A team of researchers have developed a deep learning model that is capable of classifying a brain tumor as one of six common types using a single 3D MRI scan, according to a new study.
«This is the first study to address the most common intracranial tumors and to directly determine the tumor class or the absence of tumor from a 3D MRI volume,» said Satrajit Chakrabarty, M.S., a doctoral student under the direction of Aristeidis Sotiras, Ph.D., and Daniel Marcus, Ph.D., in Mallinckrodt Institute of Radiology’s Computational Imaging Lab at Washington University School of Medicine in St. Louis, Missouri.
The six most common intracranial tumor types are high-grade glioma, low-grade glioma, brain metastases, meningioma, pituitary adenoma and acoustic neuroma. Each was documented through histopathology, which requires surgically removing tissue from the site of a suspected cancer and examining it under a microscope.

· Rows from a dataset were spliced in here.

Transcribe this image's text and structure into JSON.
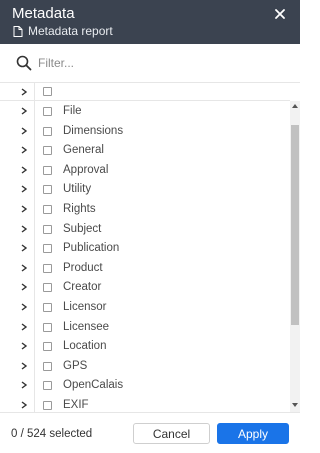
{
  "header": {
    "title": "Metadata",
    "subtitle": "Metadata report",
    "close_icon": "close-icon",
    "doc_icon": "document-icon"
  },
  "search": {
    "placeholder": "Filter...",
    "value": "",
    "icon": "search-icon"
  },
  "tree": {
    "items": [
      {
        "label": "File"
      },
      {
        "label": "Dimensions"
      },
      {
        "label": "General"
      },
      {
        "label": "Approval"
      },
      {
        "label": "Utility"
      },
      {
        "label": "Rights"
      },
      {
        "label": "Subject"
      },
      {
        "label": "Publication"
      },
      {
        "label": "Product"
      },
      {
        "label": "Creator"
      },
      {
        "label": "Licensor"
      },
      {
        "label": "Licensee"
      },
      {
        "label": "Location"
      },
      {
        "label": "GPS"
      },
      {
        "label": "OpenCalais"
      },
      {
        "label": "EXIF"
      }
    ]
  },
  "footer": {
    "status": "0 / 524 selected",
    "cancel_label": "Cancel",
    "apply_label": "Apply"
  },
  "colors": {
    "header_bg": "#3b4350",
    "accent": "#1a74e8"
  }
}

According to Chakrabarty, machine and deep learning approaches using MRI data could potentially automate the detection and classification of brain tumors.
«Non-invasive MRI may be used as a complement, or in some cases, as an alternative to histopathologic examination,» he said.
To build their machine learning model, called a convolutional neural network, Chakrabarty and researchers from Mallinckrodt Institute of Radiology developed a large, multi-institutional dataset of intracranial 3D MRI scans from four publicly available sources. In addition to the institution’s own internal data, the team obtained pre-operative, post-contrast T1-weighted MRI scans from the Brain Tumor Image Segmentation, The Cancer Genome Atlas Glioblastoma Multiforme, and The Cancer Genome Atlas Low Grade Glioma.